Do you think we’re nearing a proof of the Collatz conjecture? Or is the theory we have just totally inadequate?

1 comments

> Do you think we’re nearing a proof of the Collatz conjecture? Or is the theory we have just totally inadequate?

Well, Terrence Tao made a recent advance towards it. It's hard no doubt, but I don't think recent theory is inadequate, except maybe that no one has found any structural link to a body of more advanced math like it was done with Fermat's last theorem, which is why some people think we need new theory to solve it.

Also, I definitely didn't mean to imply we are reaching a plateau of mathematical understanding: there's still a long way to go in proof theory, K-theory, Langlands (a better understanding of orbital integerals, how to compute them symbolically...), nonabelian cohomology even (lots of stuff there seems ad-hoc like definitions of higher nonabelian cohomoogy groups).

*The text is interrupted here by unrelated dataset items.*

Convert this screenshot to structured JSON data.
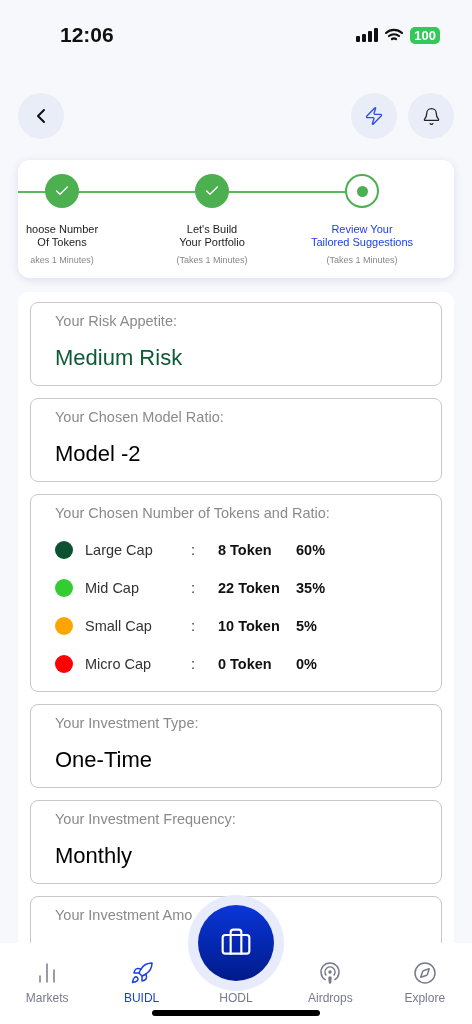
{
  "status_bar": {
    "time": "12:06",
    "battery": "100"
  },
  "steps": [
    {
      "title": [
        "hoose Number",
        "Of Tokens"
      ],
      "note": "akes 1 Minutes)",
      "done": true
    },
    {
      "title": [
        "Let's Build",
        "Your Portfolio"
      ],
      "note": "(Takes 1 Minutes)",
      "done": true
    },
    {
      "title": [
        "Review Your",
        "Tailored Suggestions"
      ],
      "note": "(Takes 1 Minutes)",
      "done": false
    }
  ],
  "cards": [
    {
      "kind": "value",
      "label": "Your Risk Appetite:",
      "value": "Medium Risk",
      "color": "#0d5a36"
    },
    {
      "kind": "value",
      "label": "Your Chosen Model Ratio:",
      "value": "Model -2",
      "color": "#000000"
    },
    {
      "kind": "tokens",
      "label": "Your Chosen Number of Tokens and Ratio:",
      "rows": [
        {
          "name": "Large Cap",
          "sep": ":",
          "count": "8 Token",
          "ratio": "60%",
          "color": "#0b5132"
        },
        {
          "name": "Mid Cap",
          "sep": ":",
          "count": "22 Token",
          "ratio": "35%",
          "color": "#33cc33"
        },
        {
          "name": "Small Cap",
          "sep": ":",
          "count": "10 Token",
          "ratio": "5%",
          "color": "#ffa500"
        },
        {
          "name": "Micro Cap",
          "sep": ":",
          "count": "0 Token",
          "ratio": "0%",
          "color": "#ff0000"
        }
      ]
    },
    {
      "kind": "value",
      "label": "Your Investment Type:",
      "value": "One-Time",
      "color": "#000000"
    },
    {
      "kind": "value",
      "label": "Your Investment Frequency:",
      "value": "Monthly",
      "color": "#000000"
    },
    {
      "kind": "partial",
      "label": "Your Investment Amo"
    }
  ],
  "nav": [
    {
      "label": "Markets",
      "selected": false
    },
    {
      "label": "BUIDL",
      "selected": true
    },
    {
      "label": "HODL",
      "selected": false
    },
    {
      "label": "Airdrops",
      "selected": false
    },
    {
      "label": "Explore",
      "selected": false
    }
  ]
}
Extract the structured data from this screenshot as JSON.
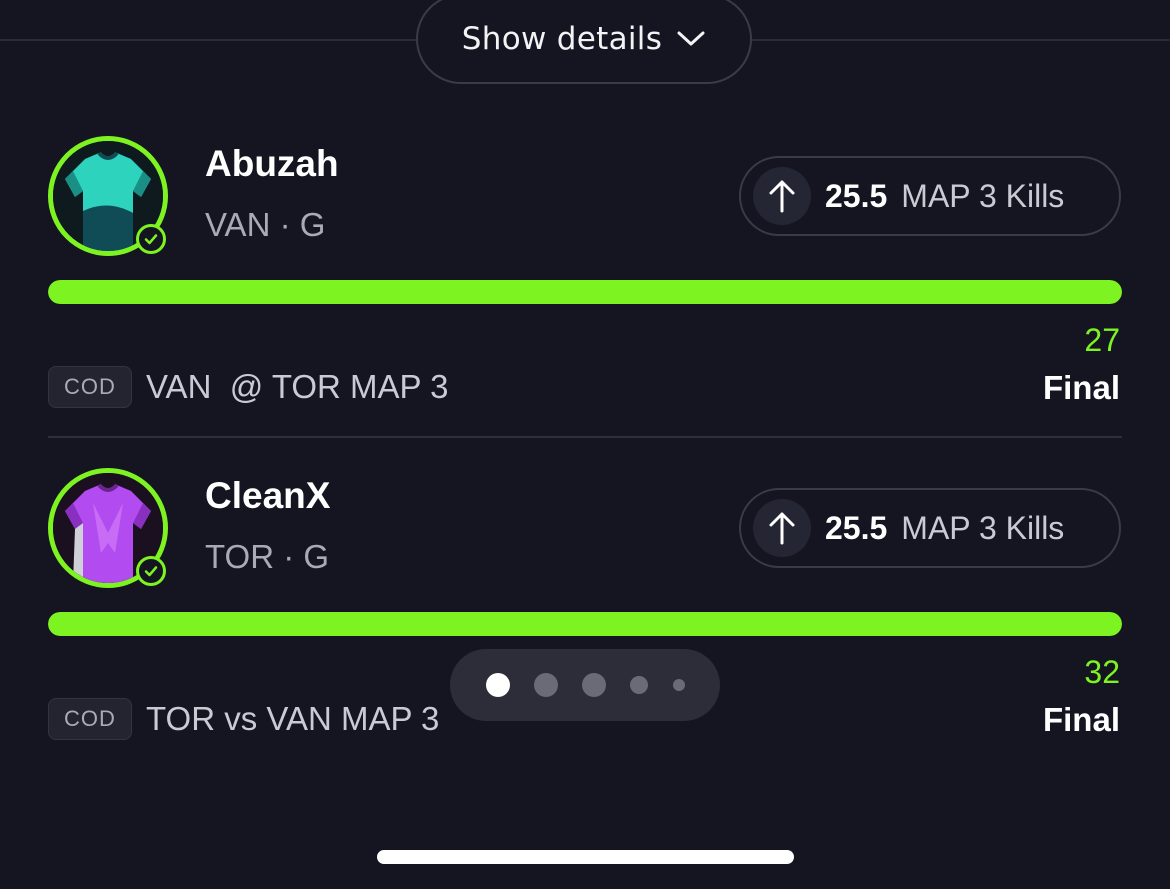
{
  "header": {
    "show_details_label": "Show details",
    "chevron_icon": "chevron-down-icon"
  },
  "colors": {
    "accent": "#7df321",
    "background": "#141520",
    "muted_text": "#a9aab7"
  },
  "picks": [
    {
      "player_name": "Abuzah",
      "player_meta": "VAN · G",
      "jersey_color": "#2ed3be",
      "direction_icon": "arrow-up-icon",
      "line": "25.5",
      "stat": "MAP 3 Kills",
      "progress_percent": 100,
      "result_value": "27",
      "result_status": "Final",
      "league": "COD",
      "matchup": "VAN  @ TOR MAP 3"
    },
    {
      "player_name": "CleanX",
      "player_meta": "TOR · G",
      "jersey_color": "#b34cf0",
      "direction_icon": "arrow-up-icon",
      "line": "25.5",
      "stat": "MAP 3 Kills",
      "progress_percent": 100,
      "result_value": "32",
      "result_status": "Final",
      "league": "COD",
      "matchup": "TOR vs VAN MAP 3"
    }
  ],
  "pager": {
    "total_dots": 5,
    "active_index": 0
  }
}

What I do mean to imply is that it is getting to the point where none of the discovers at that level really lead BACK to anything that the vast majority of scientists or even math graduate students have much interest in. That's different in cases like evolutionary biology: even the advanced discoveries can still be tied back to things that are interesting for the "every day scientist".

Math has lost that link. It's not running out of problems, but it's running out of interesting problems IMO.